Qatar Air To Sign Jet Deals By September

Fast-growing Qatar Airways intends to sign deals by September worth USD$15.6 billion for 80 Airbus and Boeing wide-body jets, its chief executive said on Thursday.

The state-controlled carrier announced in June at the Paris Air Show that it planned to buy a mix of 60 Airbus A350-800 and A350-900 planes and 20 Boeing 777-200LR and 777-300ER aircraft.

"We have committed and hopefully by September we will sign the official documents... and we will sign the purchase agreement in November," Chief Executive Akbar Al Baker said in an interview.

Qatar's Airbus order represents a massive boost for the European planemaker and a vote of confidence in its future mid-sized A350, which Qatar Airways chose over US rival Boeing's new 787, due to enter service in 2008.

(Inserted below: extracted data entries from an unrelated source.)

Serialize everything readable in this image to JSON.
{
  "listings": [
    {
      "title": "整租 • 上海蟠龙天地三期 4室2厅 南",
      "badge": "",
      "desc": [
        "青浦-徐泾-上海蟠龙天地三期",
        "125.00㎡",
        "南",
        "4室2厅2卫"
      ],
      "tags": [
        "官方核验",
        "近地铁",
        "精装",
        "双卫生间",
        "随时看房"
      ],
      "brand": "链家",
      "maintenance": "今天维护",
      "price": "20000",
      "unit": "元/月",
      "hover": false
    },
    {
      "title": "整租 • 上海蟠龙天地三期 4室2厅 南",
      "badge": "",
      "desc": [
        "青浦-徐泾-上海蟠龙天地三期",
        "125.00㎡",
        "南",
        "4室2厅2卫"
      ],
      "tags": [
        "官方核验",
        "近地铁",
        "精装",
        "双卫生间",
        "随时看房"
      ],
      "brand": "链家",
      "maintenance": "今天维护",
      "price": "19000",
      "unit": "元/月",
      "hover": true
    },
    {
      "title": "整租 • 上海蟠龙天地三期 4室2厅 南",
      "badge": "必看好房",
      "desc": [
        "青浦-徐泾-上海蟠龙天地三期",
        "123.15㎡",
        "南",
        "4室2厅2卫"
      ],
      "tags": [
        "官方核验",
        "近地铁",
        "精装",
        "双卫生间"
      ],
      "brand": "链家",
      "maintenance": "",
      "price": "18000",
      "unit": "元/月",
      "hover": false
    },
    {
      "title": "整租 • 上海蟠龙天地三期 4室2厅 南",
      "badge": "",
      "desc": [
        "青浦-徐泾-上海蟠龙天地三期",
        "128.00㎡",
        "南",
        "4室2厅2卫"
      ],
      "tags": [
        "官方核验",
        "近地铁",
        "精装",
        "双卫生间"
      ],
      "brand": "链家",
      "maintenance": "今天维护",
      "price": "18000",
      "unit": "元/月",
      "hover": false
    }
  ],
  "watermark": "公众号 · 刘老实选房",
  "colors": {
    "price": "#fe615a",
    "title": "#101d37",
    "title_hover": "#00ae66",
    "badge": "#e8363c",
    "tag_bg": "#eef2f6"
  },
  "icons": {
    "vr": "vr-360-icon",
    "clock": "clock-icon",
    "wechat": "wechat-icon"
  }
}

Airbus has said it hopes to win board approval next month to formally begin building the A350. A signed deal with Qatar will help convince the board there is sufficient market demand to justify the program.

Qatar, the youngest national carrier in the Gulf Arab region, is due to take delivery of the A350s between 2010 and 2015, while the Boeing planes should arrive between 2007 and 2010.

Al Baker said the airline was in the final stages of selecting an engine supplier for the planes and was looking favorably at General Electric.

The small Gulf Arab state's national carrier is one of the fastest-growing airlines in the world and aims to triple in size over five years as it capitalizes on a boom in development and tourism in the oil-rich region.

It has 66 destinations, which it says will increase to 70 by the end of 2005.

Al Baker said Qatar Air would remain loss-making for the foreseeable future as it spends heavily to add planes and destinations.

"Every route expansion requires additional investment that you will not see returns on for three or four years," he said. "But what is important is that our cost structure is in line with other major carriers, and that is the indicator that the airline is not overspending."

He said Qatar Air got help from the state in the form of guarantees for financing.

"But there is nothing wrong with that because this is a business that is state-owned," he said.

Qatar Air plans to retire or sell its nine older Airbus A300s as new aircraft are added to its fleet.

"We want to keep our fleet with an average age of six years old," Al Baker said.